More experience is needed with MR arthrography and intraneural ganglia and the effects of varying time delays and amounts of exercise. One potential limitation of MR arthrography for peroneal intraneural ganglia is related to the difficulty in injecting the superior tibiofibular joint itself. Whilst injecting this joint can be accomplished with image guidance [25], injection of the knee joint is simpler and faster to perform, whenever this is feasible. The knee joint and the superior tibiofibular joints may only communicate with each other in 64% of cases [26]. Despite these data, we [1], like Malghem [1921], have injected the knee and performed CT arthrography to delineate superior tibiofibular joint cysts. We wonder if a communication between the knee joint and the superior tibiofibular joint exists in a higher percentage of people than reported, or if patients with peroneal intraneural ganglia have a higher percentage of these communications. In fact, the communication between the knee joint and the superior tibiofibular joint may play a part in the underlying pathoanatomy; the patient in this paper, along with several others in our large series of peroneal intraneural ganglia [3], had knee effusions, which may contribute to distribution of higher intraarticular pressures.

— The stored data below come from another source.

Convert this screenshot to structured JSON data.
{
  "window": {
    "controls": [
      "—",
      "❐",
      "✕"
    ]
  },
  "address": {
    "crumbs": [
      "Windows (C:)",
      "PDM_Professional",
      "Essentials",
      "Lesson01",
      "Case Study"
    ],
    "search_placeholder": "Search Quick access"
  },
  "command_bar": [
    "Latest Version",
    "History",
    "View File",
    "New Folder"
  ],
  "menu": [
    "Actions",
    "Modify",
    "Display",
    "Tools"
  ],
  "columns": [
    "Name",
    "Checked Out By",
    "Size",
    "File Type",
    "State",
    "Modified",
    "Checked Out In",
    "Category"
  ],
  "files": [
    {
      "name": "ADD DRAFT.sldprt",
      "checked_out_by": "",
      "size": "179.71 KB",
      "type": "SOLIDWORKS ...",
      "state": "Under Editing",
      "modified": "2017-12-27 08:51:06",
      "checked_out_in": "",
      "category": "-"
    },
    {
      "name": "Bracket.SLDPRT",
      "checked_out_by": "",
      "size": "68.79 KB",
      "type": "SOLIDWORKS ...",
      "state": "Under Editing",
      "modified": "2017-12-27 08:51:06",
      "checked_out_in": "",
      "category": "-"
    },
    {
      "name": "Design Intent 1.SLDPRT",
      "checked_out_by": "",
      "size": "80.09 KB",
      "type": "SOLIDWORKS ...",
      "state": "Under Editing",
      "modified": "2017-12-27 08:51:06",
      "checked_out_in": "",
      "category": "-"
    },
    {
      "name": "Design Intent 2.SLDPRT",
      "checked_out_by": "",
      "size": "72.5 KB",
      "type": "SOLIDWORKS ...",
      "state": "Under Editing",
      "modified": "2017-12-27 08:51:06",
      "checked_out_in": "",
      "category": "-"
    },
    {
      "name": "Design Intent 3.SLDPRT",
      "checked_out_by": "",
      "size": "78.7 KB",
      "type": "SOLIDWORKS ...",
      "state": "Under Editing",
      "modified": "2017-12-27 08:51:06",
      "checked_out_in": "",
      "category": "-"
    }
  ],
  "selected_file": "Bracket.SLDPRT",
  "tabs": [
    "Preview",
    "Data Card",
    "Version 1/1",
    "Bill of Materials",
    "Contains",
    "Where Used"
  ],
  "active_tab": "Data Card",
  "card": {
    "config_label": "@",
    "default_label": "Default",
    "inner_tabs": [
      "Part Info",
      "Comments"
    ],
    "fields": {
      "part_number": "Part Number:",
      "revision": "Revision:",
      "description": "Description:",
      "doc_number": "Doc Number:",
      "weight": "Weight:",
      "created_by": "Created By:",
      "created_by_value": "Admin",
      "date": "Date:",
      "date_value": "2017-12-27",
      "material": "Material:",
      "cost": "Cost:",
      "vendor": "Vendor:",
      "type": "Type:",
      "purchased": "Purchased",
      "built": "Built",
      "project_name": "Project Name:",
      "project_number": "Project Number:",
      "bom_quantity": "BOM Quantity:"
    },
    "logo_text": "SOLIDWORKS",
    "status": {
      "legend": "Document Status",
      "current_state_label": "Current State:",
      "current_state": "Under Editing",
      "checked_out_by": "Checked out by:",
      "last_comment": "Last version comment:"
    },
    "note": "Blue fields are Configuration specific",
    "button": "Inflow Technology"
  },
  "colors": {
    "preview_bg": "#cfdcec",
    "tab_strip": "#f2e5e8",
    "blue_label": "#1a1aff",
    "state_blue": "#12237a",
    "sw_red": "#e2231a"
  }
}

Just as MR arthrographic techniques have proven to be the most sensitive technique for establishing joint communications with extraneural ganglia at other sites [2731], we believe that this imaging modality can be applied to intraneural ganglia occurring elsewhere as well. We recently established a communication between the glenohumeral joint via a posterior labral tear in a patient with a recurrent suprascapular intraneural ganglion [32]. We believe that MR arthrography can be incorporated into a diagnostic algorithm to document joint communications when MRI or other imaging modalities do not adequately reveal joint connections.